To avoid answering his friend's question, Romeo flippantly declares that the one he loves is a woman. With gentle irony, Benvolio replies, "I aim'd so near, when I supposed you loved" (1.1.205). Romeo makes a joke out of "aim'd" by answering "A right good mark-man [marksman]! Then he adds, "And she's fair [beautiful]I love" (1.1.206). Benvolio answers Romeo's word-play with some of his own: "A right fair mark, fair coz, is soonest hit" (1.1.207). In archery, a "fair mark" is one that's easy to hit; Benvolio is suggesting that because the lady is beautiful, she may be easy to win. (It seems that some men have always made that kind of assumption, in Shakespeare's time as well as ours.) Besides that, Romeo is also good-looking ("fair"), and that should help.

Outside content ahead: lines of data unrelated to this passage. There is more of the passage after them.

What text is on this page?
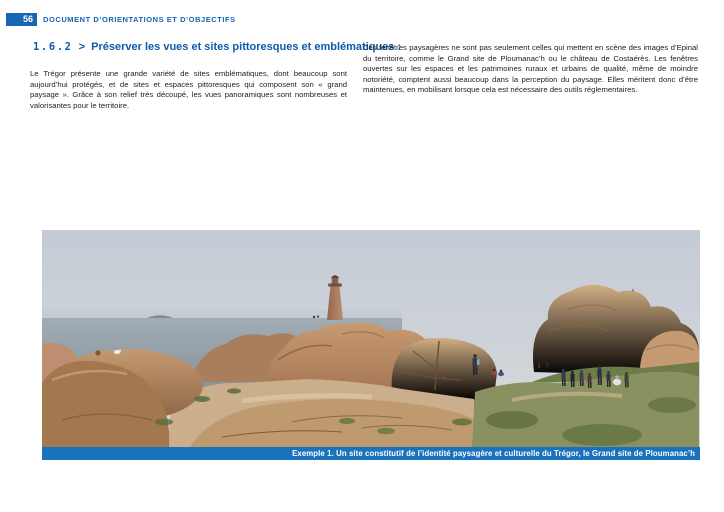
56	DOCUMENT D’ORIENTATIONS ET D’OBJECTIFS
1.6.2 > Préserver les vues et sites pittoresques et emblématiques :

Le Trégor présente une grande variété de sites emblématiques, dont beaucoup sont aujourd’hui protégés, et de sites et espaces pittoresques qui composent son « grand paysage ». Grâce à son relief très découpé, les vues panoramiques sont nombreuses et valorisantes pour le territoire.

Ces fenêtres paysagères ne sont pas seulement celles qui mettent en scène des images d’Epinal du territoire, comme le Grand site de Ploumanac’h ou le château de Costaérès. Les fenêtres ouvertes sur les espaces et les patrimoines ruraux et urbains de qualité, même de moindre notoriété, comptent aussi beaucoup dans la perception du paysage. Elles méritent donc d’être maintenues, en mobilisant lorsque cela est nécessaire des outils réglementaires.

Exemple 1. Un site constitutif de l’identité paysagère et culturelle du Trégor, le Grand site de Ploumanac’h
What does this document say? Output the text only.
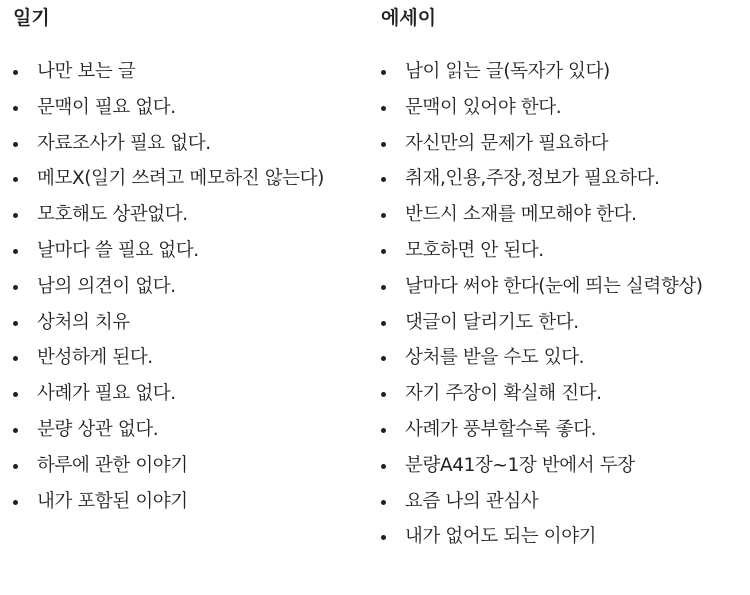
일기
나만 보는 글
문맥이 필요 없다.
자료조사가 필요 없다.
메모X(일기 쓰려고 메모하진 않는다)
모호해도 상관없다.
날마다 쓸 필요 없다.
남의 의견이 없다.
상처의 치유
반성하게 된다.
사례가 필요 없다.
분량 상관 없다.
하루에 관한 이야기
내가 포함된 이야기
에세이
남이 읽는 글(독자가 있다)
문맥이 있어야 한다.
자신만의 문제가 필요하다
취재,인용,주장,정보가 필요하다.
반드시 소재를 메모해야 한다.
모호하면 안 된다.
날마다 써야 한다(눈에 띄는 실력향상)
댓글이 달리기도 한다.
상처를 받을 수도 있다.
자기 주장이 확실해 진다.
사례가 풍부할수록 좋다.
분량A41장~1장 반에서 두장
요즘 나의 관심사
내가 없어도 되는 이야기
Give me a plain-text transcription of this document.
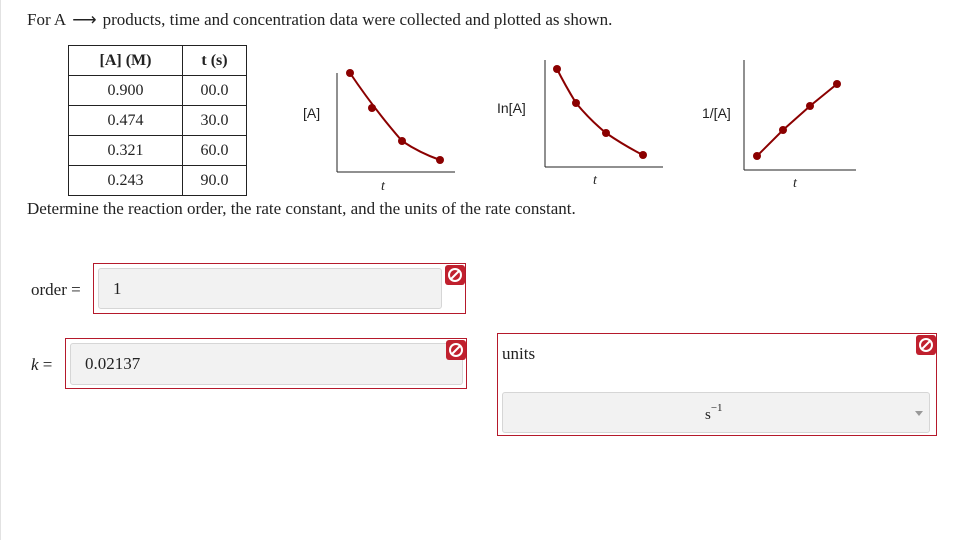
For A ⟶ products, time and concentration data were collected and plotted as shown.
[A] (M)	t (s)
0.900	00.0
0.474	30.0
0.321	60.0
0.243	90.0
[A]
t
In[A]
t
1/[A]
t
Determine the reaction order, the rate constant, and the units of the rate constant.
order =	1
k =	0.02137
units
$s^{-1}$
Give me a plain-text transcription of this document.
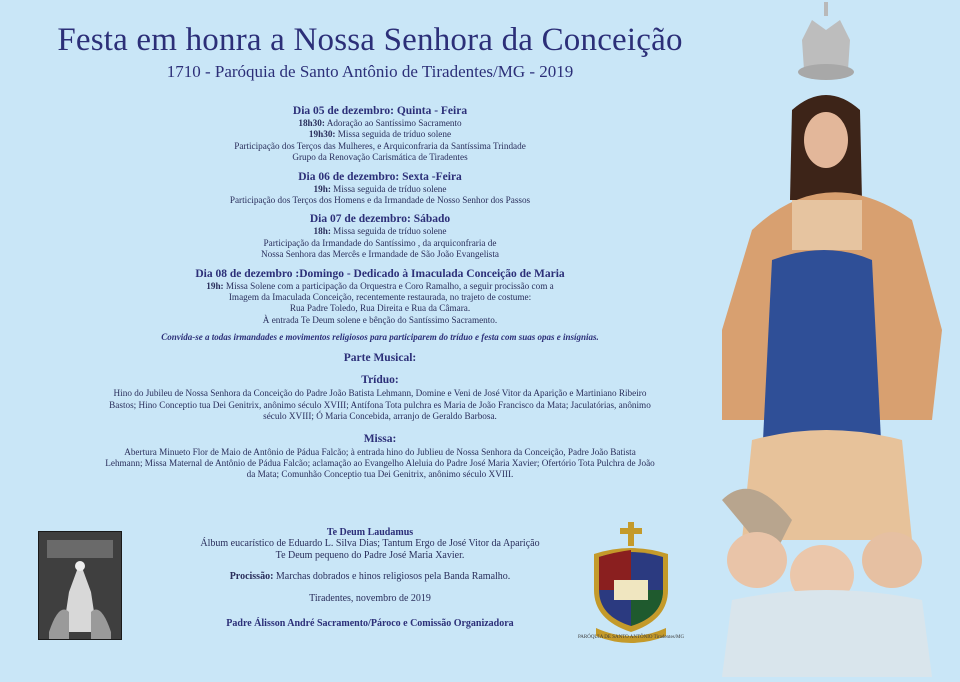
Festa em honra a Nossa Senhora da Conceição
1710 - Paróquia de Santo Antônio de Tiradentes/MG - 2019
Dia 05 de dezembro: Quinta - Feira
18h30: Adoração ao Santíssimo Sacramento
19h30: Missa seguida de tríduo solene
Participação dos Terços das Mulheres, e Arquiconfraria da Santíssima Trindade
Grupo da Renovação Carismática de Tiradentes
Dia 06 de dezembro: Sexta -Feira
19h: Missa seguida de tríduo solene
Participação dos Terços dos Homens e da Irmandade de Nosso Senhor dos Passos
Dia 07 de dezembro: Sábado
18h: Missa seguida de tríduo solene
Participação da Irmandade do Santíssimo , da arquiconfraria de
Nossa Senhora das Mercês e Irmandade de São João Evangelista
Dia 08 de dezembro :Domingo - Dedicado à Imaculada Conceição de Maria
19h: Missa Solene com a participação da Orquestra e Coro Ramalho, a seguir procissão com a
Imagem da Imaculada Conceição, recentemente restaurada, no trajeto de costume:
Rua Padre Toledo, Rua Direita e Rua da Câmara.
À entrada Te Deum solene e bênção do Santíssimo Sacramento.
Convida-se a todas irmandades e movimentos religiosos para participarem do tríduo e festa com suas opas e insígnias.
Parte Musical:
Tríduo:
Hino do Jubileu de Nossa Senhora da Conceição do Padre João Batista Lehmann, Domine e Veni de José Vitor da Aparição e Martiniano Ribeiro Bastos; Hino Conceptio tua Dei Genitrix, anônimo século XVIII; Antífona Tota pulchra es Maria de João Francisco da Mata; Jaculatórias, anônimo século XVIII; Ó Maria Concebida, arranjo de Geraldo Barbosa.
Missa:
Abertura Minueto Flor de Maio de Antônio de Pádua Falcão; à entrada hino do Jublieu de Nossa Senhora da Conceição, Padre João Batista Lehmann; Missa Maternal de Antônio de Pádua Falcão; aclamação ao Evangelho Aleluia do Padre José Maria Xavier; Ofertório Tota Pulchra de João da Mata; Comunhão Conceptio tua Dei Genitrix, anônimo século XVIII.
Te Deum Laudamus
Álbum eucarístico de Eduardo L. Silva Dias; Tantum Ergo de José Vitor da Aparição
Te Deum pequeno do Padre José Maria Xavier.
Procissão: Marchas dobrados e hinos religiosos pela Banda Ramalho.
Tiradentes, novembro de 2019
Padre Álisson André Sacramento/Pároco e Comissão Organizadora
PARÓQUIA DE SANTO ANTÔNIO Tiradentes/MG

However, Romeo refuses to be hopeful. He declares that the lady cannot be hit "With Cupid's arrow; she hath Dian's wit" (1.1.209). "Dian" is Diana, the fierce goddess of chastity. (When Actaeon happened to see Diana bathing, she punished that trespass against her chastity by turning him into a stag and hunting him to death with his own dogs.) The lady is a veritable fortress of chastity, says Romeo: "She will not stay [abide] the siege of loving terms, / Nor bide [abide] the encounter of assailing eyes, / Nor ope [open] her lap to saint-seducing gold" (1.1.212-214).

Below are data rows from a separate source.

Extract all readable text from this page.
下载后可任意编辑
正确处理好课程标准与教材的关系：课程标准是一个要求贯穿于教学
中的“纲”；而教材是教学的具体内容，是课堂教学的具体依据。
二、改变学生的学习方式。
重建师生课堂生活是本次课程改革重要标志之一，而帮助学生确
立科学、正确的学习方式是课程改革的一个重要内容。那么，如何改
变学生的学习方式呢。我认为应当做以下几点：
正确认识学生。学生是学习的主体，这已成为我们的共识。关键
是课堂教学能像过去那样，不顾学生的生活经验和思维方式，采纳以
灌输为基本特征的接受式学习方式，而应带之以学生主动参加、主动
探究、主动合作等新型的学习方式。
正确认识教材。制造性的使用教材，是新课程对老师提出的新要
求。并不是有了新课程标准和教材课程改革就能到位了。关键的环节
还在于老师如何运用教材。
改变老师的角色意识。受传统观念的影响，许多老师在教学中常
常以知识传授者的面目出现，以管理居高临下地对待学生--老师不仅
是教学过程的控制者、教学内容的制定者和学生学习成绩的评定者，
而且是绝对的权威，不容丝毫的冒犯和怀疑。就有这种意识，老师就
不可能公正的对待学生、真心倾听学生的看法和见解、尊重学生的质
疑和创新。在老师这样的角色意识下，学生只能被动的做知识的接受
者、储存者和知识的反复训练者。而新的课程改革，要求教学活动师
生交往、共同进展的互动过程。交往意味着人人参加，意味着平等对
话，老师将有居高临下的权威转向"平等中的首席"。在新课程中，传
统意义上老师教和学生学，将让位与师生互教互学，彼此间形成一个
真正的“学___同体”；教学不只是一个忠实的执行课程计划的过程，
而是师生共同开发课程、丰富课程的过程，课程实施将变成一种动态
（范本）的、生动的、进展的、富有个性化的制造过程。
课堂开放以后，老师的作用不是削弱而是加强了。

(Has Romeo actually laid siege to her with words, or assailed her with his eyes, or tried to seduce her with gold? We are not told, but it seems unlikely. The love poetry of Shakespeare's time said that the lover could be struck by love merely by seeing the lady, without her having a clue, and what popular culture says can happen, usually does.)
Benvolio asks, "Then she hath sworn that she will still [always] live chaste?" (1.1.217). Romeo answers that she has, and that in doing so she is destroying beauty. (The idea, a favorite one in Shakespeare's sonnets, is that beautiful people who refuse to have children kill beauty by not passing it on to future generations.) She's also destroying him: "She hath forsworn to love, and in that vow / Do I live dead that live to tell it now" (1.1.224). Benvolio, however, doesn't seem to think Romeo's situation is hopeless. He advises him to put the lady out of mind. Romeo asks how that can be done, and Benvolio answers, "By giving liberty unto thine eyes; / Examine other beauties" (1.1.228). Romeo replies, "'Tis the way / To call hers (exquisite!) in question more" (1.1.228-229). As Romeo uses it, "To call . . . in question" means the opposite from what it means now. He means that looking at other beauties would only make his lady's beauty more vivid. Romeo then drives his point home with other examples. Sun-blocking masks are black, which only makes men think about the whiteness of the lady's skin underneath the black mask. A man who is struck blind can't forget that he once could see. All of this leads him to his point, which is that Benvolio can never teach him how to forget the beauty of his lady-love.
Romeo then bids Benvolio farewell, but Benvolio goes along with him, telling him that, yes, he can too teach him how to forget the lady. The close of the scene only interrupts this conversation. A few minutes later, in the next scene, we will see these two discussing the same topic -- Romeo's love-sickness.